Review Summary: Eat your heart out, signed...
It can be said that the late Derek Bailey played according to his own rules on what defined 'proper' musicianship; in his fervent plucking and in his bizarrely atonal strides across the fretboard, Bailey defied the previously-known conventions of guitar music as one of the forefathers of modern improvisational music. Influenced by the likes of jazz guitarists such as Charlie Christian and Oscar Moore, as well as composer Anton Webern, Bailey originally took after Webern's style of tightly-knit compositions, which in due time, would also become a defining part of Bailey's repertoire as a free improv guitarist later on in his career. Studying his works intently, Bailey would break away from strictly composed music in favor of spontaneous free-form works, which would often find the guitarist hitting one of his many creative strides, although this was not always the case throughout his career. Concerning his works' consistency and quality, you can find several of his records to be among the best of the free improv scene, or amidst the lesser inclusions in the Derek Bailey canon, although Bailey certainly was not quite in his element in the confines of the studio as he was in a live setting -- which brings us to
Aida.
Aida is perhaps Bailey's defining work, the album that can be seen not only as his greatest achievement but also as one of his most accessible records as well, although this second statement is definitely moreso up to personal opinion than to an actual consensus. Bailey often timed his live improvisations to pace himself accordingly as to not let the moment slip away nor linger longer than he would deem necessary, as heard on the side-long cut "Paris." There's a genius to Bailey in a live setting that couldn't ever be captured in the studio, as "Paris" shows, in which Bailey ventures into this lengthy improvisation that is not bound to the co-operation of a collaborator or to the expectations of the audience, but instead held in this greatly condensed form thanks to Bailey setting a watch to inevitably cut his sprawling tangent short.

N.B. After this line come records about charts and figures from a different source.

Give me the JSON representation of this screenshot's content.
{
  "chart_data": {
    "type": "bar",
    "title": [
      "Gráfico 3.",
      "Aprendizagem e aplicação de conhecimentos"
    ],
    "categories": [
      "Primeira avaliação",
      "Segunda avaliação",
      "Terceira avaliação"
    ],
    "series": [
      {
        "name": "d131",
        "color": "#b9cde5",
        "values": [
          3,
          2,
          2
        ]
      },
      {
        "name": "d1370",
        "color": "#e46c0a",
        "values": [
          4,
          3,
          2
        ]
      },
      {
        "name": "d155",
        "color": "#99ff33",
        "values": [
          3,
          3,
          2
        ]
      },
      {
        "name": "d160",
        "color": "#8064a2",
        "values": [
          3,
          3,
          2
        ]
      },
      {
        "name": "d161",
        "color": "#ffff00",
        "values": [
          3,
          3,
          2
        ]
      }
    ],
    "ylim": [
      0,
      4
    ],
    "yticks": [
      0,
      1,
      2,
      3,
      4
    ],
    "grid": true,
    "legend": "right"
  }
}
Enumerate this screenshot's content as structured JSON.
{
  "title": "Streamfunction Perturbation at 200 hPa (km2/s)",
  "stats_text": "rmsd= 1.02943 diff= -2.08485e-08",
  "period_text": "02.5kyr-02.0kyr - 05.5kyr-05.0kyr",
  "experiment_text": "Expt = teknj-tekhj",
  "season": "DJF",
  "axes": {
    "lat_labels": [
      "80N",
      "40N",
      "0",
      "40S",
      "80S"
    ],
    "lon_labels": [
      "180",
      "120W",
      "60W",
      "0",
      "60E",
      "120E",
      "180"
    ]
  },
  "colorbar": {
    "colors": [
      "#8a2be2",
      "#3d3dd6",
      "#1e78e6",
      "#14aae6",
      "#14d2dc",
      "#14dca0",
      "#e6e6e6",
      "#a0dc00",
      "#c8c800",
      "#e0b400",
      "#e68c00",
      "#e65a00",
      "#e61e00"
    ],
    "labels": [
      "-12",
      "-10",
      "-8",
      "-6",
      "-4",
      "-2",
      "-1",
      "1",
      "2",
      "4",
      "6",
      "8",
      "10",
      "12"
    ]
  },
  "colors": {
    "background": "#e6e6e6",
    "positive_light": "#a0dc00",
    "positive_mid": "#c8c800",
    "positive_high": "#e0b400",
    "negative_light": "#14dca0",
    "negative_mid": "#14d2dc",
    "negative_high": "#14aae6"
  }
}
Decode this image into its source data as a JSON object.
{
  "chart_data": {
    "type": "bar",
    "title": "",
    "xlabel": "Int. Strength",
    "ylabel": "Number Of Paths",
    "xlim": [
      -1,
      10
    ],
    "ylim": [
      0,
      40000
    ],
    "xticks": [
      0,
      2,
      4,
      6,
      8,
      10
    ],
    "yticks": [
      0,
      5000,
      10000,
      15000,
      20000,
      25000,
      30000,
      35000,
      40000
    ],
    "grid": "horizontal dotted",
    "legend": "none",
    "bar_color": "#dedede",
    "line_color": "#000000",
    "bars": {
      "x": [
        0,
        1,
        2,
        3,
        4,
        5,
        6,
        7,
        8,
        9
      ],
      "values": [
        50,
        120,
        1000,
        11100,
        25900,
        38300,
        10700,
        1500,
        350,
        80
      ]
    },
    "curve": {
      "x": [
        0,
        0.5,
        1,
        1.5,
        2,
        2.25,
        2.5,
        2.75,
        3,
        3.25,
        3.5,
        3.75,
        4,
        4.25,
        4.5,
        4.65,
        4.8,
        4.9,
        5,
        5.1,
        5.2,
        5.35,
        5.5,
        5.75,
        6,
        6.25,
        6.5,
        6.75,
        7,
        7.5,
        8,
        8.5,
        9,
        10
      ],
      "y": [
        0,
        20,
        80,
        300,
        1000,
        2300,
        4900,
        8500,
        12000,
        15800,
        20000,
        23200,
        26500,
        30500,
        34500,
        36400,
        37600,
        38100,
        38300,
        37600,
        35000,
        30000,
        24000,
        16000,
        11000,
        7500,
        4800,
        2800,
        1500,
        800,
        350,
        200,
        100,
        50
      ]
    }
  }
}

Aida's second-half double feature of "Niigata Snow" and "An Echo in Another's Mind" both don't necessarily reach the same astonishing standard that "Paris" does, but cement Bailey's legitimacy as one of the masters of improvisational music in such a convincing way that it found me delving through a great deal of his back catalogue over a number of weeks to a point of where it was all I listened to. For how hideous his playing may sound at times, Bailey's style has this wonderful lack of pretense that makes his records,
Aida especially, greatly refreshing to listen to.